In October, the Cultural Learning Alliance (CLA) published a new Briefing Paper, ‘The Arts for Every Child: why arts education is a social justice issue’.
It’s the fifth in a series of bold briefing papers produced in association with a range of leading organisations which champion the theme in question – in this case Paul Hamlyn Foundation. Previous editions have covered the arts and its positive impact on wellbeing and health in partnership with Place2Be; and participation in the arts to improve employability and enterprise with the The Edge Foundation.
The briefings are evidence-led and provide concise arguments for the importance and impact of arts and culture on a range of society’s most pressing issues. ‘The Arts for Every Child’ strongly argues for the need for us all to take seriously the position that universal access to an arts education is a social justice issue.
We are pleased to see that imagination is recognised as key skill that arts education sustains and develops in the introduction to the briefing:
Whether we are talking about one day having jobs in the creative industries, what it takes to build sustainable communities, or about their future personal wellbeing, the arts give children skills for life.
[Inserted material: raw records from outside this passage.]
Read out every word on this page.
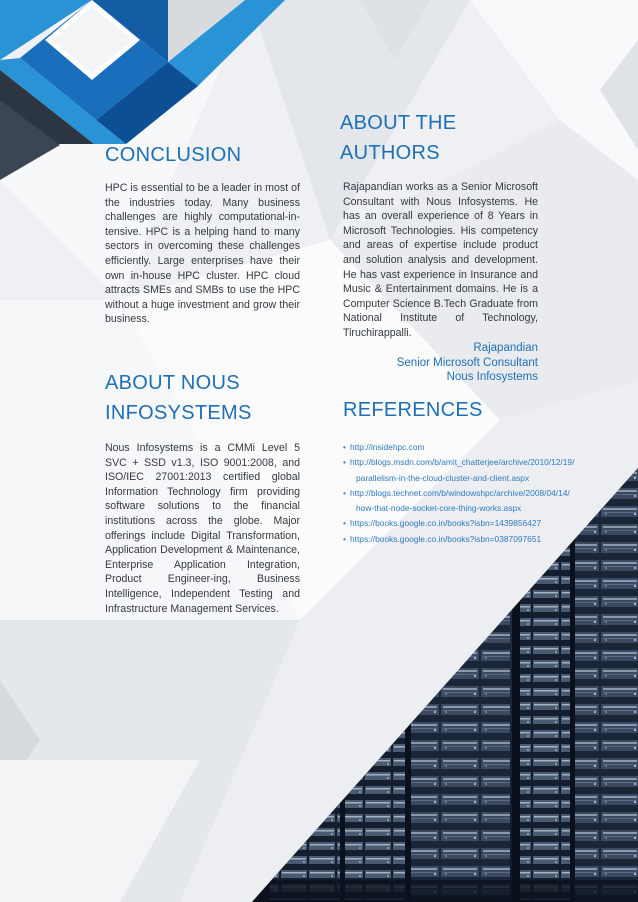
CONCLUSION

HPC is essential to be a leader in most of the industries today. Many business challenges are highly computational-in-tensive. HPC is a helping hand to many sectors in overcoming these challenges efficiently. Large enterprises have their own in-house HPC cluster. HPC cloud attracts SMEs and SMBs to use the HPC without a huge investment and grow their business.

ABOUT NOUS
INFOSYSTEMS

Nous Infosystems is a CMMi Level 5 SVC + SSD v1.3, ISO 9001:2008, and ISO/IEC 27001:2013 certified global Information Technology firm providing software solutions to the financial institutions across the globe. Major offerings include Digital Transformation, Application Development & Maintenance, Enterprise Application Integration, Product Engineer-ing, Business Intelligence, Independent Testing and Infrastructure Management Services.

ABOUT THE
AUTHORS

Rajapandian works as a Senior Microsoft Consultant with Nous Infosystems. He has an overall experience of 8 Years in Microsoft Technologies. His competency and areas of expertise include product and solution analysis and development. He has vast experience in Insurance and Music & Entertainment domains. He is a Computer Science B.Tech Graduate from National Institute of Technology, Tiruchirappalli.

Rajapandian
Senior Microsoft Consultant
Nous Infosystems
REFERENCES
• http://insidehpc.com
• http://blogs.msdn.com/b/amit_chatterjee/archive/2010/12/19/
parallelism-in-the-cloud-cluster-and-client.aspx
• http://blogs.technet.com/b/windowshpc/archive/2008/04/14/
how-that-node-socket-core-thing-works.aspx
• https://books.google.co.in/books?isbn=1439856427
• https://books.google.co.in/books?isbn=0387097651
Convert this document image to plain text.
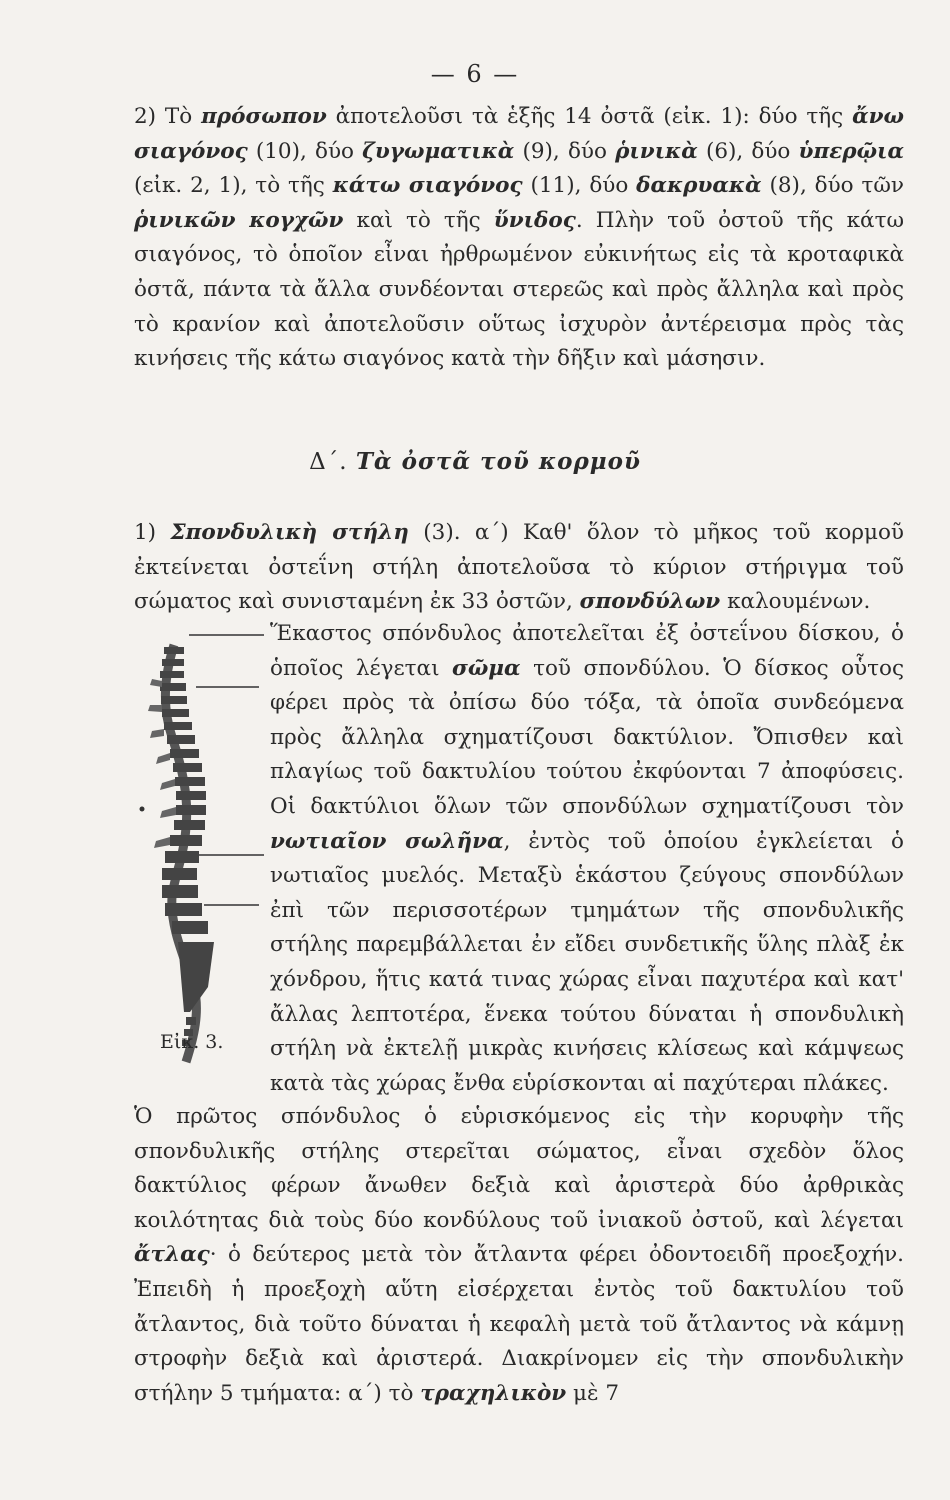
— 6 —

2) Τὸ πρόσωπον ἀποτελοῦσι τὰ ἑξῆς 14 ὀστᾶ (εἰκ. 1): δύο τῆς ἄνω σιαγόνος (10), δύο ζυγωματικὰ (9), δύο ῥινικὰ (6), δύο ὑπερῷια (εἰκ. 2, 1), τὸ τῆς κάτω σιαγόνος (11), δύο δακρυακὰ (8), δύο τῶν ῥινικῶν κογχῶν καὶ τὸ τῆς ὕνιδος. Πλὴν τοῦ ὀστοῦ τῆς κάτω σιαγόνος, τὸ ὁποῖον εἶναι ἠρθρωμένον εὐκινήτως εἰς τὰ κροταφικὰ ὀστᾶ, πάντα τὰ ἄλλα συνδέονται στερεῶς καὶ πρὸς ἄλληλα καὶ πρὸς τὸ κρανίον καὶ ἀποτελοῦσιν οὕτως ἰσχυρὸν ἀντέρεισμα πρὸς τὰς κινήσεις τῆς κάτω σιαγόνος κατὰ τὴν δῆξιν καὶ μάσησιν.

Δ΄. Τὰ ὀστᾶ τοῦ κορμοῦ

1) Σπονδυλικὴ στήλη (3). α΄) Καθ' ὅλον τὸ μῆκος τοῦ κορμοῦ ἐκτείνεται ὀστεΐνη στήλη ἀποτελοῦσα τὸ κύριον στήριγμα τοῦ σώματος καὶ συνισταμένη ἐκ 33 ὀστῶν, σπονδύλων καλουμένων.

Εἰκ. 3.

Ἕκαστος σπόνδυλος ἀποτελεῖται ἐξ ὀστεΐνου δίσκου, ὁ ὁποῖος λέγεται σῶμα τοῦ σπονδύλου. Ὁ δίσκος οὗτος φέρει πρὸς τὰ ὀπίσω δύο τόξα, τὰ ὁποῖα συνδεόμενα πρὸς ἄλληλα σχηματίζουσι δακτύλιον. Ὄπισθεν καὶ πλαγίως τοῦ δακτυλίου τούτου ἐκφύονται 7 ἀποφύσεις. Οἱ δακτύλιοι ὅλων τῶν σπονδύλων σχηματίζουσι τὸν νωτιαῖον σωλῆνα, ἐντὸς τοῦ ὁποίου ἐγκλείεται ὁ νωτιαῖος μυελός. Μεταξὺ ἑκάστου ζεύγους σπονδύλων ἐπὶ τῶν περισσοτέρων τμημάτων τῆς σπονδυλικῆς στήλης παρεμβάλλεται ἐν εἴδει συνδετικῆς ὕλης πλὰξ ἐκ χόνδρου, ἥτις κατά τινας χώρας εἶναι παχυτέρα καὶ κατ' ἄλλας λεπτοτέρα, ἕνεκα τούτου δύναται ἡ σπονδυλικὴ στήλη νὰ ἐκτελῇ μικρὰς κινήσεις κλίσεως καὶ κάμψεως κατὰ τὰς χώρας ἔνθα εὑρίσκονται αἱ παχύτεραι πλάκες.

Ὁ πρῶτος σπόνδυλος ὁ εὑρισκόμενος εἰς τὴν κορυφὴν τῆς σπονδυλικῆς στήλης στερεῖται σώματος, εἶναι σχεδὸν ὅλος δακτύλιος φέρων ἄνωθεν δεξιὰ καὶ ἀριστερὰ δύο ἀρθρικὰς κοιλότητας διὰ τοὺς δύο κονδύλους τοῦ ἰνιακοῦ ὀστοῦ, καὶ λέγεται ἄτλας· ὁ δεύτερος μετὰ τὸν ἄτλαντα φέρει ὀδοντοειδῆ προεξοχήν. Ἐπειδὴ ἡ προεξοχὴ αὕτη εἰσέρχεται ἐντὸς τοῦ δακτυλίου τοῦ ἄτλαντος, διὰ τοῦτο δύναται ἡ κεφαλὴ μετὰ τοῦ ἄτλαντος νὰ κάμνῃ στροφὴν δεξιὰ καὶ ἀριστερά. Διακρίνομεν εἰς τὴν σπονδυλικὴν στήλην 5 τμήματα: α΄) τὸ τραχηλικὸν μὲ 7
Creativity, imagination, an appreciation of form and narrative, and the ability to express emotion and complexity help them deal with tough circumstances, and to see and navigate new horizons; they are an important part of what prepares them for the world beyond school; and for some, they are a vital refuge from challenges we can only imagine.
Chief Executive, Paul Hamlyn Foundation
At the Institute of Imagination we strongly advocate for the inclusion of arts within interdisciplinary approaches to learning, and since 2011 have often cited the STEAM (science, technology, engineering, arts and maths) approach to creating learning environments as a bedrock for our programmes. The ‘A’ of Arts is the essential glue between the elements, allowing educators and students to bridge the perceived gap between imagination and learning. Combining tangible and seemingly intangible skills to solve problems broadens the appeal and understanding – not only of STEM subjects, but learning as skill in itself – by removing the barriers between subjects.
Our Chair, Ric Lewis, is quoted in the briefing: “Taking part in the arts provides an effective bridge to higher aspirations and achievement for kids.” And indeed they are a bridge: a bridge between subjects, between people, across the skills gap, and a pathway to improved wellbeing and flourishing.
I would recommend all the CLA briefing papers as highly relevant and timely reads for all those engaged with culture, creativity and young people.